Ile mogą znieść dzieci? - książka "Dlatego nie jemy zwierząt

PostNapisane: 29 maja 2013, o 13:50
przez Administrator
Zachęcamy do przeczytania nowego tekstu Darka Gzyry w Dzienniku Opinii "Ile mogą znieść dzieci?". O drastycznych widokach związanych ze zwierzętami, które dzieci na co dzień spotykają i o książce "Dlatego nie jemy zwierząt" Ruby Roth.

Dzieci spotykają się z widokiem śmierci w wielu miejscach. I nie chodzi tylko o telewizję, Internet i gry komputerowe. Wystarczy spojrzeć na ulice miast. W witrynach obracają się powoli bezgłowe, nadpalone korpusy zwierząt. Na stoiskach mięsnych w supermarketach i na bazarach nietrudno zauważyć zakrwawione zwierzęta pocięte na porcje, zwały pokawałkowanych ciał. Widać wyraźnie krowie języki ułożone na ofoliowanej tacce, dziesiątki mózgów leżących w misce. Posortowane wnętrzności. Żebra, jelita, serca.

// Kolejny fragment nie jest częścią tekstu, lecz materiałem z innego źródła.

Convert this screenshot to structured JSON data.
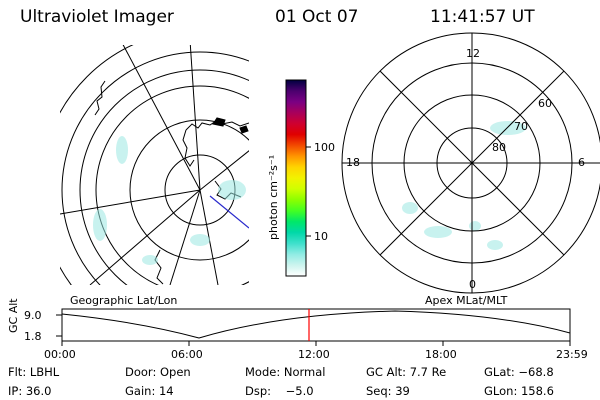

Na polskim rynku wydawniczym ukazała się książka "Dlatego nie jemy zwierząt" amerykańskiej pisarki i ilustratorki Ruby Roth. Książka dla dzieci. O zgrozo, pokazująca to, czego dziecięca literatura w Polsce dotąd nie pokazywała. Mówi o realiach hodowli, jej wpływie na środowisko i o zagrożonych gatunkach. Pokazane są emocje zwierząt wykorzystywanych przez ludzi. Odsłaniane jest połączenie pomiędzy nimi a talerzem. Wszystko to za pomocą rysunków, które raczej trudno uznać za drastyczne, a także krótkich, trafiających w sedno tekstów. Książka nie przeraża, ale porusza. I mówi prawdę, chociaż jest ona trudna nawet dla dorosłych.


Całość na tej stronie.

Obrazek

Re: Ile mogą znieść dzieci? - książka "Dlatego nie jemy zwie

PostNapisane: 30 wrz 2013, o 22:24
przez mulloa281
dobra wypowiedź, tego szukałem :D

Re: Ile mogą znieść dzieci? - książka "Dlatego nie jemy zwie

PostNapisane: 25 lis 2013, o 21:04
przez jancczak
ciekawe..

Re: Ile mogą znieść dzieci? - książka "Dlatego nie jemy zwie

PostNapisane: 3 gru 2013, o 11:02
przez luucynakom
Tylko ile z nas czyta dzieciom wlasnie takie ksiazki?

Re: Ile mogą znieść dzieci? - książka "Dlatego nie jemy zwie

PostNapisane: 6 lut 2015, o 11:15
przez ilonkas
Czy ktoś z Was nabył tą książkę i może ją szczerze polecić dla dziecka?